We spend almost, if not more, time at work as we do at home and at home most of us will create an atmosphere which is relaxing, comfortable and cosy; I guess more accurately we will create an environment which is suited to us. We will do this by furnishing our homes with items that we like and we will buy homes or alter our existing homes to suit our lifestyle; open plan, on suites, outside space etc.
As we spend so much time at work surely the environment we work in is equally important? I don’t claim to be an expert in feng shui or any similar philosophies but it does make sense to me that the environment in which we work can have an impact on our productivity.
I was in Manchester last week listening to a really engaging speech from the co-founder of Moneypenny where she was discussing a new office they recently built where they asked their employees what they wanted from the new office, the results were incredible and you could see from the evidence that their employees were excited to come to work every day.

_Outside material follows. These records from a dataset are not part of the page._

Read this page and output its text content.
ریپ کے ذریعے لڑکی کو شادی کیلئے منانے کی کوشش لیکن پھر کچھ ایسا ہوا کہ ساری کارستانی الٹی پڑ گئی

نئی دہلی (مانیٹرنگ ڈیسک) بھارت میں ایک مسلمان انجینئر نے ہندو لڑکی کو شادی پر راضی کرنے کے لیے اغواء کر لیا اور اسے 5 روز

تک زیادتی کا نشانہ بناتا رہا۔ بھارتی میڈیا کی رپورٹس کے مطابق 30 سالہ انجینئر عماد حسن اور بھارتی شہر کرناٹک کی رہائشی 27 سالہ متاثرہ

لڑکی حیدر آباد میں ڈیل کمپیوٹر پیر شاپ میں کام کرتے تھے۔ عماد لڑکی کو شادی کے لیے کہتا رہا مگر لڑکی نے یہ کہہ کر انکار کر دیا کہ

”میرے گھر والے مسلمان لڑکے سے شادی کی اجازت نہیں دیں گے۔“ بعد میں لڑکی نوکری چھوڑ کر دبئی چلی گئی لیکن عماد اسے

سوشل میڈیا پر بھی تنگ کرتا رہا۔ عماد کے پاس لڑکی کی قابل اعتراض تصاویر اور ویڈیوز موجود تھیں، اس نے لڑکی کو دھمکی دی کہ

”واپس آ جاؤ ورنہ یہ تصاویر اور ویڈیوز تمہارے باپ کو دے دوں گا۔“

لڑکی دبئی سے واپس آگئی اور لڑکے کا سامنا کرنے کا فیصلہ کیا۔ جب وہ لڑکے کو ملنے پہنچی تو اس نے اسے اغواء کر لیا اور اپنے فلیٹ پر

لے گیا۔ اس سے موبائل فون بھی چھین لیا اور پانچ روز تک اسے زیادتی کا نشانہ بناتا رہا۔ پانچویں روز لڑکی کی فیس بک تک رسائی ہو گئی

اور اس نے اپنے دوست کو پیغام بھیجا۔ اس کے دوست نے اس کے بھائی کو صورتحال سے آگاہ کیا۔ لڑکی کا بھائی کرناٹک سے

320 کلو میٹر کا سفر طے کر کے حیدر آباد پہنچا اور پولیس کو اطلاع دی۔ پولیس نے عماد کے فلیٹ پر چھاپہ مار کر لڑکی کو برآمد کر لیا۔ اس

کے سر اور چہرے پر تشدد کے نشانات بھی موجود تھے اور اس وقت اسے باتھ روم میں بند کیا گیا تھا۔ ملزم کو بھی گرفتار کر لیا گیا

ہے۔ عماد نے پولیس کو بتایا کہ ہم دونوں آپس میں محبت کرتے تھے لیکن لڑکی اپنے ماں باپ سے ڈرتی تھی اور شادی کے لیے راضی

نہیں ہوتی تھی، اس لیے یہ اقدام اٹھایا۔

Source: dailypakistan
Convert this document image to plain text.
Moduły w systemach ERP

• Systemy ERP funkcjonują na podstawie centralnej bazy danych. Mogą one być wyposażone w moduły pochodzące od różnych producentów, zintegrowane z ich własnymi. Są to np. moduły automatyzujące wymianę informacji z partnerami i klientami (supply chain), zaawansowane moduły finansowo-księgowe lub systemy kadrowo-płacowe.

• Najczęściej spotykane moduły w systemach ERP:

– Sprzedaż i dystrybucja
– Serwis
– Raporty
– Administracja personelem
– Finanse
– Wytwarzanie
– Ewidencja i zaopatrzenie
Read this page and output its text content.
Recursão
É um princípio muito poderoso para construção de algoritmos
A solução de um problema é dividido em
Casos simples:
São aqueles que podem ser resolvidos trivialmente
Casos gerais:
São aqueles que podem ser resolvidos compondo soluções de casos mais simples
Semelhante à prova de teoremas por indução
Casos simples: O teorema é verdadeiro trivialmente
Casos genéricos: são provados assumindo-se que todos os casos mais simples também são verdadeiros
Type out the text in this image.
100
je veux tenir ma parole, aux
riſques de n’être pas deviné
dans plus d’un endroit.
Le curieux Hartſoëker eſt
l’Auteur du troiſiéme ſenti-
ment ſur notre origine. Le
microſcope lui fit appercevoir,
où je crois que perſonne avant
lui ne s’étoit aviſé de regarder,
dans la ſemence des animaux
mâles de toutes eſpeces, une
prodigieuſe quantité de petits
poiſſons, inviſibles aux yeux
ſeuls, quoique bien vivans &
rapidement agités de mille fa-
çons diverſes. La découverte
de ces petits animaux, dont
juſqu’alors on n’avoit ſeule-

Maybe if we make people feel as comfortable in work as they do at home it will have a profound impact on their performance?
Υ υ – upsilon
Upsilon is represented by Y. Why? I don’t know.
Why? I personally use this word a lot, not because I am 5 years old and taking pleasure out of annoying my parents, but because ‘why’ is one of the powerful words in the English language.
When looking at our existing benefits, reward or wellbeing strategies we should all start off with the question, why? Why do we provide that particular benefit and why do we take that particular approach?
If the answer is because it provides a return on investment to us which we quantify and measure then great, however if the answer is because “we have always offered it” or “I’m not sure”, then surely further analysis is deserved?
If you’re starting from scratch then it is relatively easy, you conduct the analysis and you build a strategy pertinent to the risks identified. However if you already have a benefits strategy or part of a wellbeing strategy (which let’s face it most will) it can be more tricky because it can be difficult to remove things that have been in place for a while even if they provide no return on investment.
It doesn’t mean that you shouldn’t try though, especially if that particular benefit or initiative is costing the business money that might be better spent elsewhere.
Maybe take 10 minutes out today and ask ‘why?’.